As it stands, the CCRT has roughly 50 members from all three of USF’s campuses as well as representation from the Crisis Center of Tampa Bay, the University Police Department, related student organizations and other entities. 

And it is not going anywhere anytime soon. 

“(The CCRT) will continue to exist forever,” Atchley said. “But its role will probably move to more of an oversight and support role rather than this visioning role that it is serving right now.”

Atchley said that the CCRT has the extensive representation that it does because the CVA is a department that works closely with a number of others on campus and different community organizations as well. 

“… The conversation that I have with my advocates more often than not is about the support they are getting from Academic Advocacy … most of our victims, their number one concern is to continue to process toward graduation, so our job is really around helping them achieve their academic success,” Atchley said. “We are not mental health counselors, we do not try to help with that. We partner with them, the primary service we are providing is helping them stay on their academic path.”
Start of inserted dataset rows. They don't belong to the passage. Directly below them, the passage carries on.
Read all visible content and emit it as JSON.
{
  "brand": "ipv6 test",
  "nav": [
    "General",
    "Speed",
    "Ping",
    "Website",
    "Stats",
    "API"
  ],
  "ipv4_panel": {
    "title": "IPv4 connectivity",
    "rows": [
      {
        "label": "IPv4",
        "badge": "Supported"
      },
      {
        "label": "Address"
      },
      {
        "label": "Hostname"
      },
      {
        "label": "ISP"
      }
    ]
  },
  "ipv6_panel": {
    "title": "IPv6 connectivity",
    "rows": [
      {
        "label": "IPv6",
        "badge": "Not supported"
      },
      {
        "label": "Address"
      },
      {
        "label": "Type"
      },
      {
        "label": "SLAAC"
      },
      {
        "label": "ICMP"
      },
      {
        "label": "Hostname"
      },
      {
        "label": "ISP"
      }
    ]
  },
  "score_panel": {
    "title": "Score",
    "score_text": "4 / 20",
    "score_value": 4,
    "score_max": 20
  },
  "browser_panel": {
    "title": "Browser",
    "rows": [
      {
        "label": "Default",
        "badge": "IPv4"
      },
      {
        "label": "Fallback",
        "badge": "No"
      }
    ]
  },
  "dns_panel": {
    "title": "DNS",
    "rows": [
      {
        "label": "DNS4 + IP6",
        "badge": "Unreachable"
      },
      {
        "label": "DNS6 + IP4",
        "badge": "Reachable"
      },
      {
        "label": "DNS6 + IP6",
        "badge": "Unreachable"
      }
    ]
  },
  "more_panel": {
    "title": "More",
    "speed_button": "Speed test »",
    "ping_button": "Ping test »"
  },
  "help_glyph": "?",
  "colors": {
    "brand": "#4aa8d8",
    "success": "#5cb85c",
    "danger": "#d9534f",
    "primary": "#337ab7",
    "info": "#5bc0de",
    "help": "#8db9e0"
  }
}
However, for Atchley, despite the past speedbumps of understaffing and a failure to have a meeting of the minds, she considers the path of the CVA moving forward to be in an upward trajectory. 

“We are moving to a much more stable place as far as staffing and support are needed in that current space,” Atchley said. “But that is sort of to keep us going with the current model right now. What the CCRT is going to be doing is sort of answering for us a question of, ‘What should we become?”

When it comes to the issues the anonymous source is hoping will improve, it all comes down to respecting difference of opinion.

“What I am hoping is, as the university enters new leadership, that there will be an investment into taking everyone’s view into consideration,” the source said. “There are many different ways to reach goals for a university and I think the strength in accomplishing those goals are looking at the diversity in approaches and the diversity of people that get involved in helping to make these solutions. I think that the university would be a lot stronger in its endeavors if it respects opinions.”